Bahkan menurut Abdurrahman Ba’alawi, adalah suatu kesalahan menganggap rukyatul hilal hanya khusus untuk Ramadhan saja. Ia menjelaskan:
أما ما يعتمدونه في بعض البلدان من أنهم يجعلون ما عدا رمضان من الشهور بالحساب، ويبنون على ذلك حل الديون والتعاليق ويقولون اعتماد الرؤية خاص برمضان فخطأ ظاهر، وليس الأمر كما زعموا وما أدري ما مستندهم في ذلك
Artinya, “Adapun apa yang menjadi pegangan mereka di beberapa negara, yaitu mereka menjadikan bulan-bulan selain Ramadhan berdasarkan perhitungan (hisab), dan mereka dengan itu menetapkan tempo pelunasan hutang dan tanggungan, dan mengatakan bahwa berpegangan pada rukyat (pengamatan hilal) hanya khusus untuk Ramadhan, maka itu adalah kesalahan yang jelas.

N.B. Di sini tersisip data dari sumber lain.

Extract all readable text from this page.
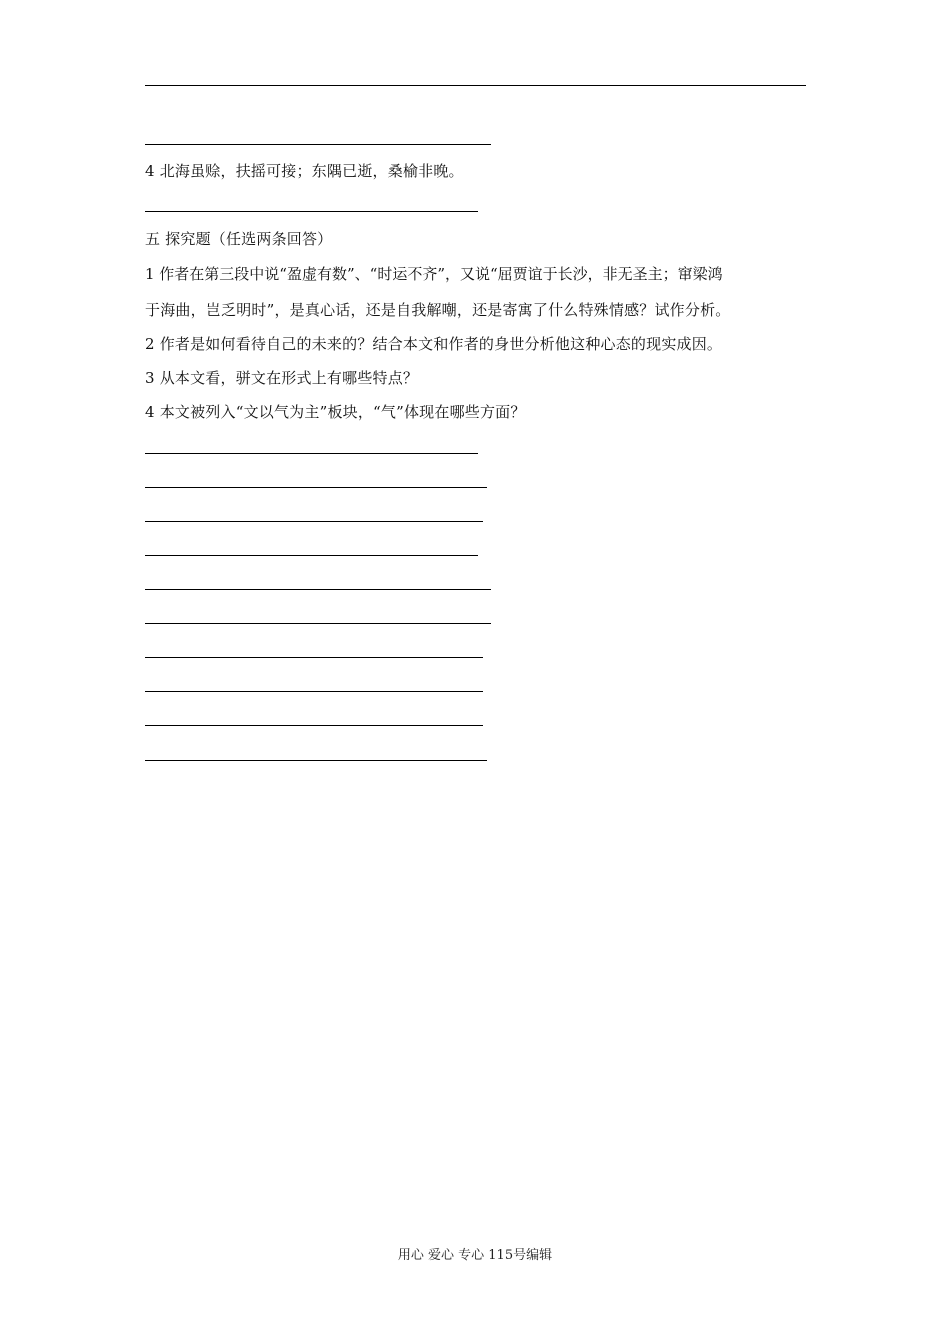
4 北海虽赊，扶摇可接；东隅已逝，桑榆非晚。
五 探究题（任选两条回答）
1 作者在第三段中说“盈虚有数”、“时运不齐”，又说“屈贾谊于长沙，非无圣主；窜梁鸿
于海曲，岂乏明时”，是真心话，还是自我解嘲，还是寄寓了什么特殊情感？试作分析。
2 作者是如何看待自己的未来的？结合本文和作者的身世分析他这种心态的现实成因。
3 从本文看，骈文在形式上有哪些特点？
4 本文被列入“文以气为主”板块，“气”体现在哪些方面？
用心 爱心 专心 115号编辑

Perkara ini, tidak seperti yang mereka klaim, dan saya tidak tahu apa landasan mereka dalam hal itu.” (Abdurrahman Ba’alawi, Bughyatul Mustarsyidin, [Beirut, Darul Kutub Ilmiyah: 2016], halaman 135-136).
Walhasil, dari paparan penjelasan di atas dapat disimpulkan bahwa kegiatan rukyatul hilal untuk menentukan awal bulan pada setiap bulan hukumnya sama dengan menentukan awal bulan Ramadhan, yakni fardhu kifayah atau kewajiban kolektif karena banyaknya hukum dan manfaat yang berkaitan dengannya. Wallahu a’lam.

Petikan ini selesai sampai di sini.